Hello everyone. I am new here so forgive me if I am not doing things in a most correct way. After successfully performing genome assembly ( I hope) from a particular species, I need to provide an estimation of how many cytochromes genes are present in my assembly. I really struggling to come up with a strategy to approach this task. Would you use BLAST to compare/find regions of similarity with other known sequences? But how do I do that with a particular gene (CYP in this case)?. Any help would be very much appreciated. Thank you very much.
ps - this is related to some MSc coursework
Gonçalo
Is there a related genome available that is annotated? You could start with that and compare. It would also give you some idea of how good your assembly is.
BLAST would be a good way to start to look at individual genes. Have you done gene predictions? Preferably do your comparisons at protein level to have confidence in the results.

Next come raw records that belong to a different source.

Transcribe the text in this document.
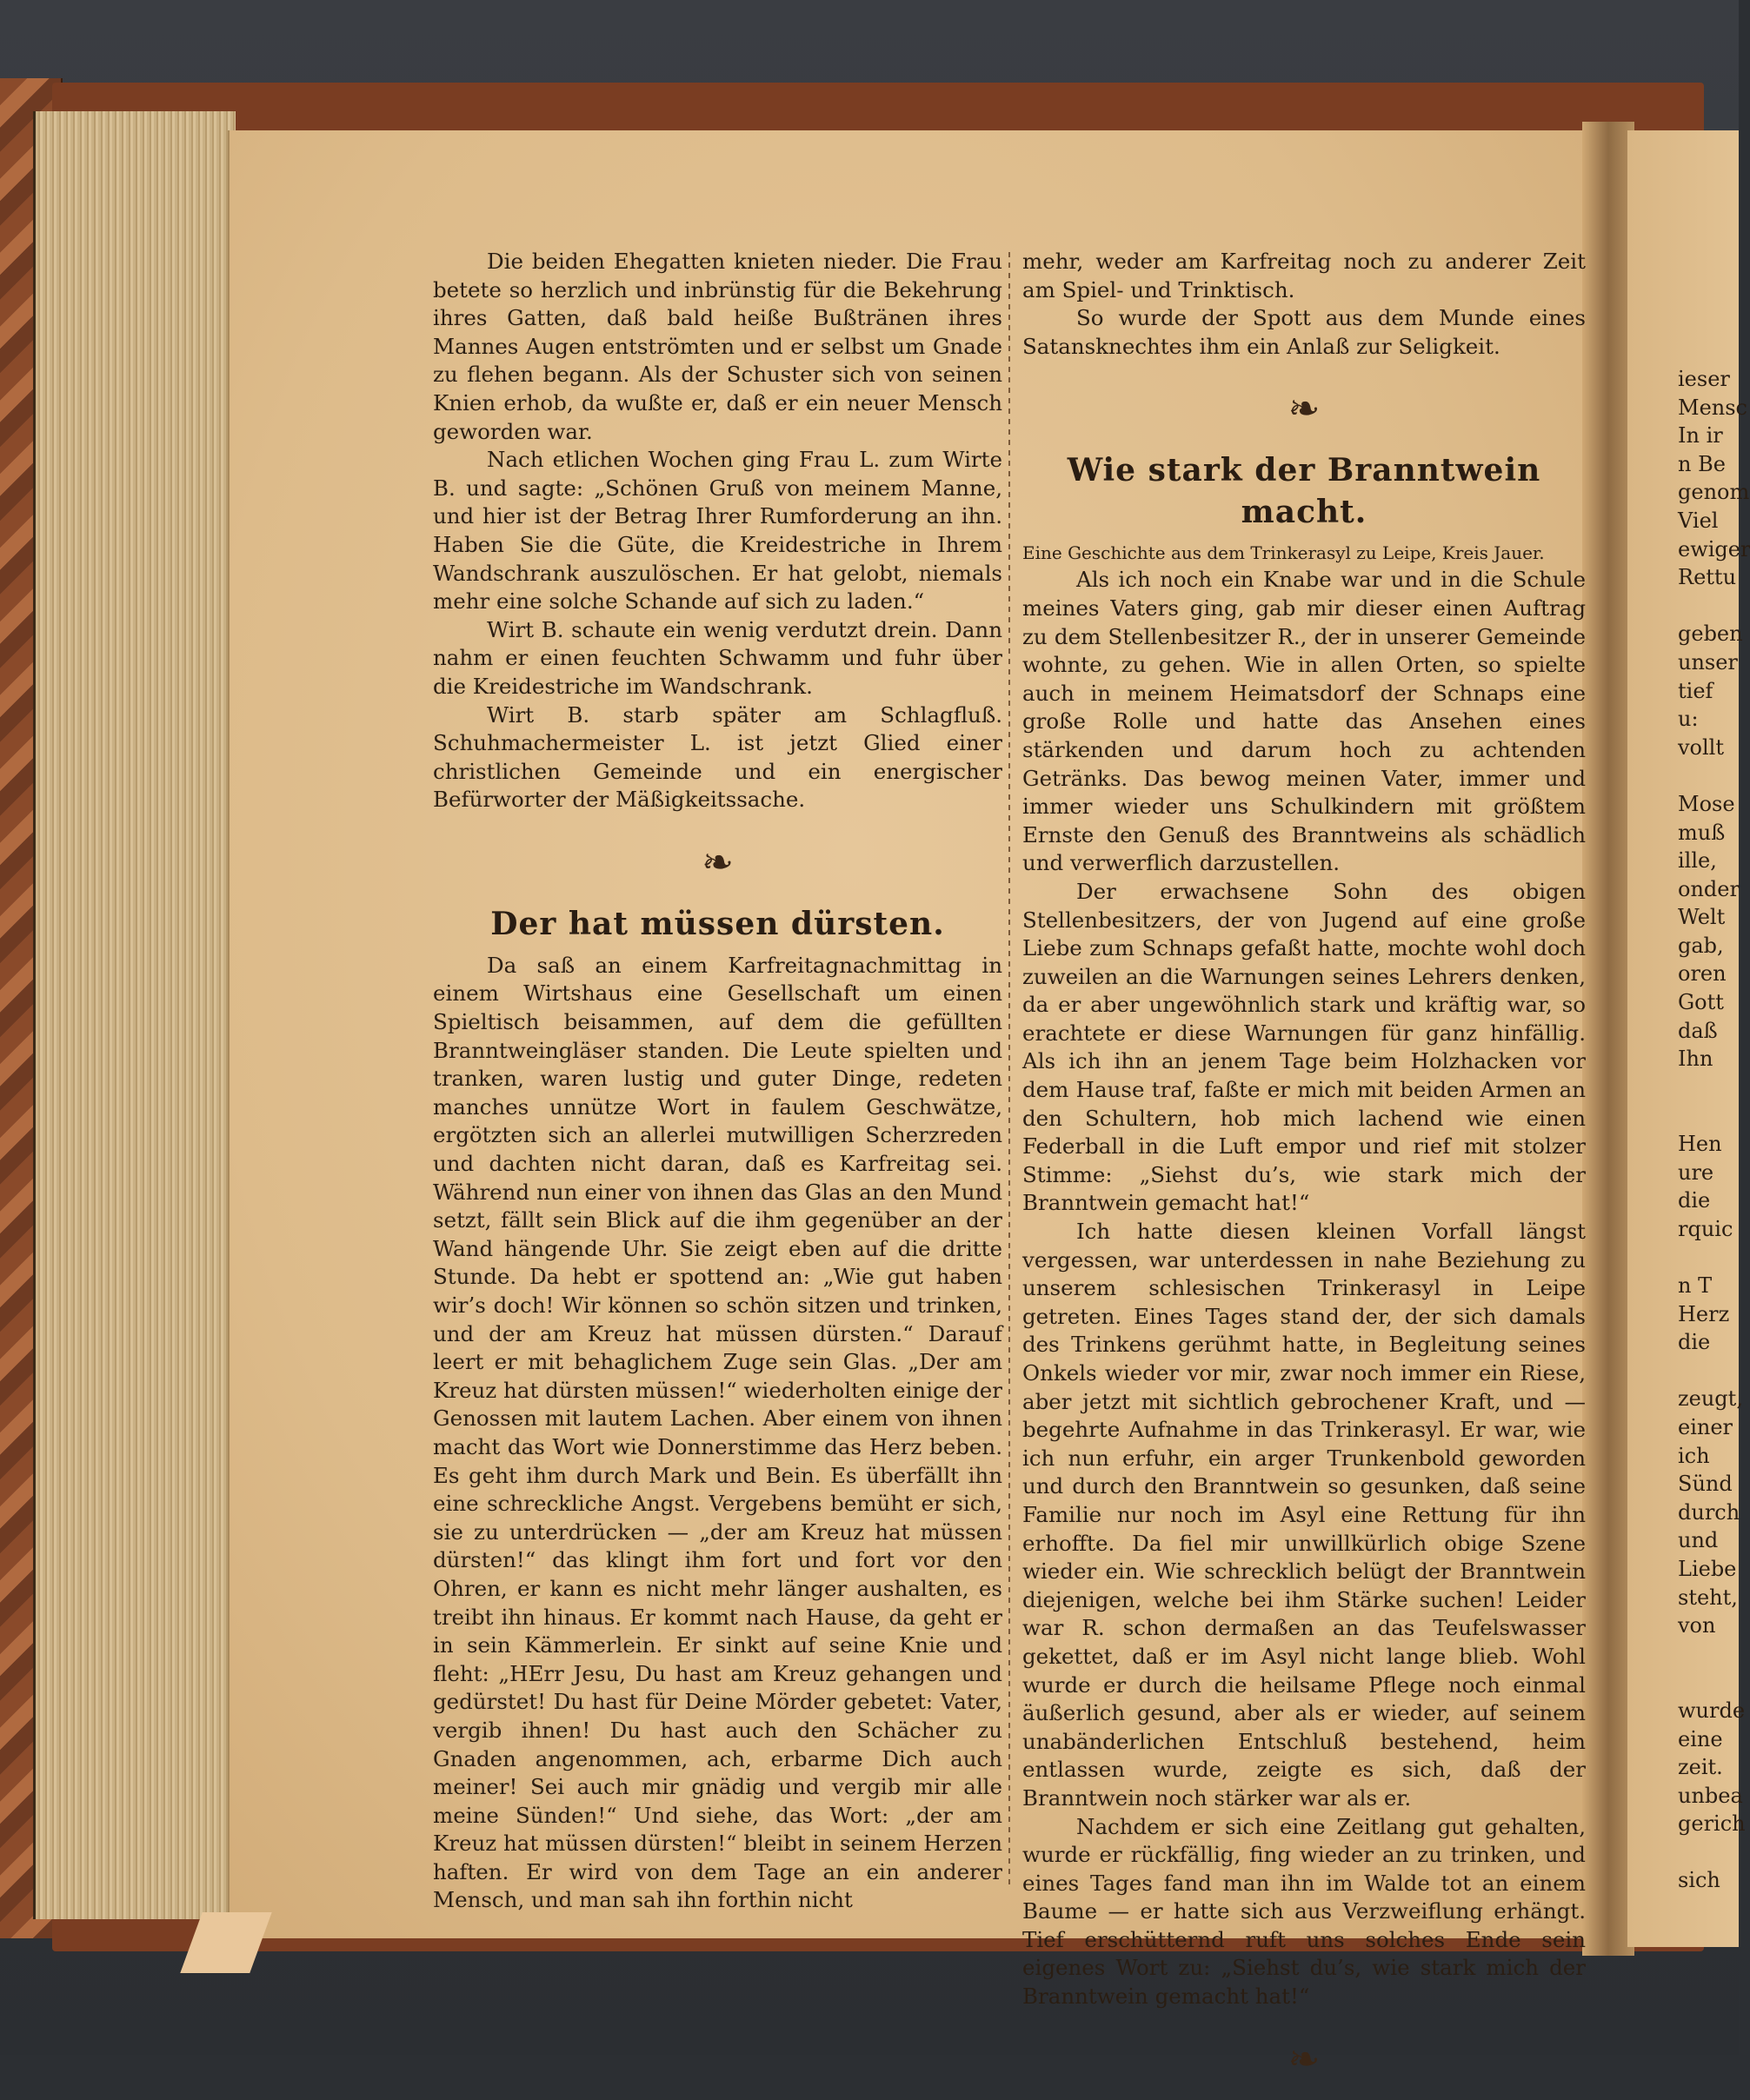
Die beiden Ehegatten knieten nieder. Die Frau betete so herzlich und inbrünstig für die Bekehrung ihres Gatten, daß bald heiße Bußtränen ihres Mannes Augen entströmten und er selbst um Gnade zu flehen begann. Als der Schuster sich von seinen Knien erhob, da wußte er, daß er ein neuer Mensch geworden war.

Nach etlichen Wochen ging Frau L. zum Wirte B. und sagte: „Schönen Gruß von meinem Manne, und hier ist der Betrag Ihrer Rumforderung an ihn. Haben Sie die Güte, die Kreidestriche in Ihrem Wandschrank auszulöschen. Er hat gelobt, niemals mehr eine solche Schande auf sich zu laden.“

Wirt B. schaute ein wenig verdutzt drein. Dann nahm er einen feuchten Schwamm und fuhr über die Kreidestriche im Wandschrank.

Wirt B. starb später am Schlagfluß. Schuhmachermeister L. ist jetzt Glied einer christlichen Gemeinde und ein energischer Befürworter der Mäßigkeitssache.

❧
Der hat müssen dürsten.

Da saß an einem Karfreitagnachmittag in einem Wirtshaus eine Gesellschaft um einen Spieltisch beisammen, auf dem die gefüllten Branntweingläser standen. Die Leute spielten und tranken, waren lustig und guter Dinge, redeten manches unnütze Wort in faulem Geschwätze, ergötzten sich an allerlei mutwilligen Scherzreden und dachten nicht daran, daß es Karfreitag sei. Während nun einer von ihnen das Glas an den Mund setzt, fällt sein Blick auf die ihm gegenüber an der Wand hängende Uhr. Sie zeigt eben auf die dritte Stunde. Da hebt er spottend an: „Wie gut haben wir’s doch! Wir können so schön sitzen und trinken, und der am Kreuz hat müssen dürsten.“ Darauf leert er mit behaglichem Zuge sein Glas. „Der am Kreuz hat dürsten müssen!“ wiederholten einige der Genossen mit lautem Lachen. Aber einem von ihnen macht das Wort wie Donnerstimme das Herz beben. Es geht ihm durch Mark und Bein. Es überfällt ihn eine schreckliche Angst. Vergebens bemüht er sich, sie zu unterdrücken — „der am Kreuz hat müssen dürsten!“ das klingt ihm fort und fort vor den Ohren, er kann es nicht mehr länger aushalten, es treibt ihn hinaus. Er kommt nach Hause, da geht er in sein Kämmerlein. Er sinkt auf seine Knie und fleht: „HErr Jesu, Du hast am Kreuz gehangen und gedürstet! Du hast für Deine Mörder gebetet: Vater, vergib ihnen! Du hast auch den Schächer zu Gnaden angenommen, ach, erbarme Dich auch meiner! Sei auch mir gnädig und vergib mir alle meine Sünden!“ Und siehe, das Wort: „der am Kreuz hat müssen dürsten!“ bleibt in seinem Herzen haften. Er wird von dem Tage an ein anderer Mensch, und man sah ihn forthin nicht

mehr, weder am Karfreitag noch zu anderer Zeit am Spiel- und Trinktisch.

So wurde der Spott aus dem Munde eines Satansknechtes ihm ein Anlaß zur Seligkeit.

❧
Wie stark der Branntwein macht.

Eine Geschichte aus dem Trinkerasyl zu Leipe, Kreis Jauer.

Als ich noch ein Knabe war und in die Schule meines Vaters ging, gab mir dieser einen Auftrag zu dem Stellenbesitzer R., der in unserer Gemeinde wohnte, zu gehen. Wie in allen Orten, so spielte auch in meinem Heimatsdorf der Schnaps eine große Rolle und hatte das Ansehen eines stärkenden und darum hoch zu achtenden Getränks. Das bewog meinen Vater, immer und immer wieder uns Schulkindern mit größtem Ernste den Genuß des Branntweins als schädlich und verwerflich darzustellen.

Der erwachsene Sohn des obigen Stellenbesitzers, der von Jugend auf eine große Liebe zum Schnaps gefaßt hatte, mochte wohl doch zuweilen an die Warnungen seines Lehrers denken, da er aber ungewöhnlich stark und kräftig war, so erachtete er diese Warnungen für ganz hinfällig. Als ich ihn an jenem Tage beim Holzhacken vor dem Hause traf, faßte er mich mit beiden Armen an den Schultern, hob mich lachend wie einen Federball in die Luft empor und rief mit stolzer Stimme: „Siehst du’s, wie stark mich der Branntwein gemacht hat!“

Ich hatte diesen kleinen Vorfall längst vergessen, war unterdessen in nahe Beziehung zu unserem schlesischen Trinkerasyl in Leipe getreten. Eines Tages stand der, der sich damals des Trinkens gerühmt hatte, in Begleitung seines Onkels wieder vor mir, zwar noch immer ein Riese, aber jetzt mit sichtlich gebrochener Kraft, und — begehrte Aufnahme in das Trinkerasyl. Er war, wie ich nun erfuhr, ein arger Trunkenbold geworden und durch den Branntwein so gesunken, daß seine Familie nur noch im Asyl eine Rettung für ihn erhoffte. Da fiel mir unwillkürlich obige Szene wieder ein. Wie schrecklich belügt der Branntwein diejenigen, welche bei ihm Stärke suchen! Leider war R. schon dermaßen an das Teufelswasser gekettet, daß er im Asyl nicht lange blieb. Wohl wurde er durch die heilsame Pflege noch einmal äußerlich gesund, aber als er wieder, auf seinem unabänderlichen Entschluß bestehend, heim entlassen wurde, zeigte es sich, daß der Branntwein noch stärker war als er.

Nachdem er sich eine Zeitlang gut gehalten, wurde er rückfällig, fing wieder an zu trinken, und eines Tages fand man ihn im Walde tot an einem Baume — er hatte sich aus Verzweiflung erhängt. Tief erschütternd ruft uns solches Ende sein eigenes Wort zu: „Siehst du’s, wie stark mich der Branntwein gemacht hat!“

❧

ieser

Mensc

In ir

n Be

genom

Viel

ewiger

Rettu

geben

unser

tief

u:

vollt

Mose

muß

ille,

onder

Welt

gab,

oren

Gott

daß

Ihn

Hen

ure

die

rquic

n T

Herz

die

zeugt,

einer

ich

Sünd

durch

und

Liebe

steht,

von

wurde

eine

zeit.

unbea

gerich

sich
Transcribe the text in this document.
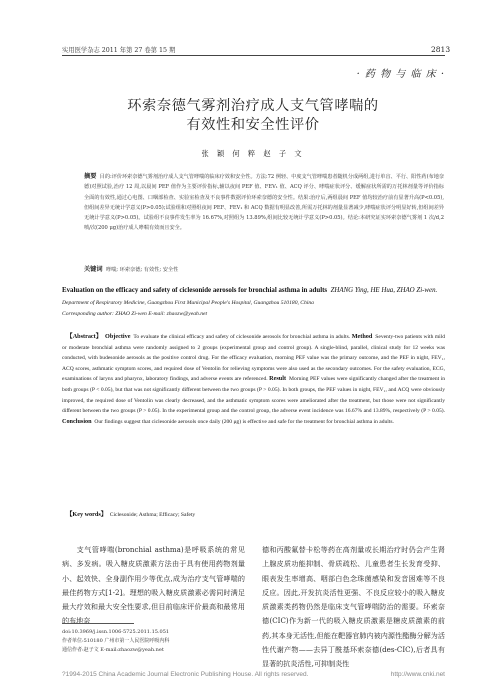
实用医学杂志 2011 年第 27 卷第 15 期	2813
· 药 物 与 临 床 ·
环索奈德气雾剂治疗成人支气管哮喘的
有效性和安全性评价
张 颖 何 粹 赵 子 文
摘要 目的:评价环索奈德气雾剂治疗成人支气管哮喘的临床疗效和安全性。方法:72 例轻、中度支气管哮喘患者随机分成两组,进行单盲、平行、阳性药(布地奈德)对照试验,治疗 12 周,以晨间 PEF 值作为主要评价指标,辅以夜间 PEF 值、FEV₁ 值、ACQ 评分、哮喘症状评分、缓解症状所需的万托林剂量等评价指标全面的有效性,通过心电图、口咽部检查、实验室检查及不良事件数据评价环索奈德的安全性。结果:治疗后,两组晨间 PEF 值均较治疗前有显著升高(P<0.05),但组间差异无统计学意义(P>0.05);试验组和对照组夜间 PEF、FEV₁ 和 ACQ 数据有明显改善,所需万托林的剂量显著减少,哮喘症状评分明显好转,但组间差异无统计学意义(P>0.05)。试验组不良事件发生率为 16.67%,对照组为 13.89%,组间比较无统计学意义(P>0.05)。结论:本研究证实环索奈德气雾剂 1 次/d,2 喷/次(200 μg)治疗成人哮喘有效而且安全。
关键词 哮喘; 环索奈德; 有效性; 安全性
Evaluation on the efficacy and safety of ciclesonide aerosols for bronchial asthma in adults ZHANG Ying, HE Hua, ZHAO Zi-wen.
Department of Respiratory Medicine, Guangzhou First Municipal People's Hospital, Guangzhou 510180, China
Corresponding author: ZHAO Zi-wen E-mail: zhaozw@yeah.net
【Abstract】 Objective To evaluate the clinical efficacy and safety of ciclesonide aerosols for bronchial asthma in adults. Method Seventy-two patients with mild or moderate bronchial asthma were randomly assigned to 2 groups (experimental group and control group). A single-blind, parallel, clinical study for 12 weeks was conducted, with budesonide aerosols as the positive control drug. For the efficacy evaluation, morning PEF value was the primary outcome, and the PEF in night, FEV₁, ACQ scores, asthmatic symptom scores, and required dose of Ventolin for relieving symptoms were also used as the secondary outcomes. For the safety evaluation, ECG, examinations of larynx and pharynx, laboratory findings, and adverse events are referenced. Result Morning PEF values were significantly changed after the treatment in both groups (P < 0.05), but that was not significantly different between the two groups (P > 0.05). In both groups, the PEF values in night, FEV₁, and ACQ were obviously improved, the required dose of Ventolin was clearly decreased, and the asthmatic symptom scores were ameliorated after the treatment, but those were not significantly different between the two groups (P > 0.05). In the experimental group and the control group, the adverse event incidence was 16.67% and 13.89%, respectively (P > 0.05). Conclusion Our findings suggest that ciclesonide aerosols once daily (200 μg) is effective and safe for the treatment for bronchial asthma in adults.
【Key words】 Ciclesonide; Asthma; Efficacy; Safety
支气管哮喘(bronchial asthma)是呼吸系统的常见病、多发病。吸入糖皮质激素方法由于具有使用药物剂量小、起效快、全身副作用少等优点,成为治疗支气管哮喘的最佳药物方式[1-2]。理想的吸入糖皮质激素必需同时满足最大疗效和最大安全性要求,但目前临床评价最高和最常用的布地奈
德和丙酸氟替卡松等药在高剂量或长期治疗时仍会产生肾上腺皮质功能抑制、骨质疏松、儿童患者生长发育受抑、眼表发生率增高、咽部白色念珠菌感染和发音困难等不良反应。因此,开发抗炎活性更强、不良反应较小的吸入糖皮质激素类药物仍然是临床支气管哮喘防治的需要。环索奈德(CIC)作为新一代的吸入糖皮质激素是糖皮质激素的前药,其本身无活性,但能在靶器官肺内被内源性酯酶分解为活性代谢产物——去异丁酰基环索奈德(des-CIC),后者具有显著的抗炎活性,可抑制炎性
doi:10.3969/j.issn.1006-5725.2011.15.051
作者单位:510180 广州市第一人民医院呼吸内科
通信作者:赵子文 E-mail:zhaozw@yeah.net
?1994-2015 China Academic Journal Electronic Publishing House. All rights reserved.	http://www.cnki.net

If the gene is expected to be multi-copy then your assembly may have collapsed those copies if you did not have long read data. So keep that in consideration.
Thank you very much for your reply. I didn't do gene predictions yet. Would you suggest using something like MAKER for gene prediction and then use BLAST to find regions of similarity with the reference genome? My task is basically to perform a de novo assembly for the fire ant Solenopsis Invicta as, apparently, the official genome assembly is quite fragmented. Then, as part of the same assessment, I am being asked to estimate the number of CYP genes in my assembly.
Running MAKER on your assembly would be fine. Since it is an annotation pipeline it will produce valued added results for the whole genome. You may also want to run BUSCO to see if your assembly is reasonably complete.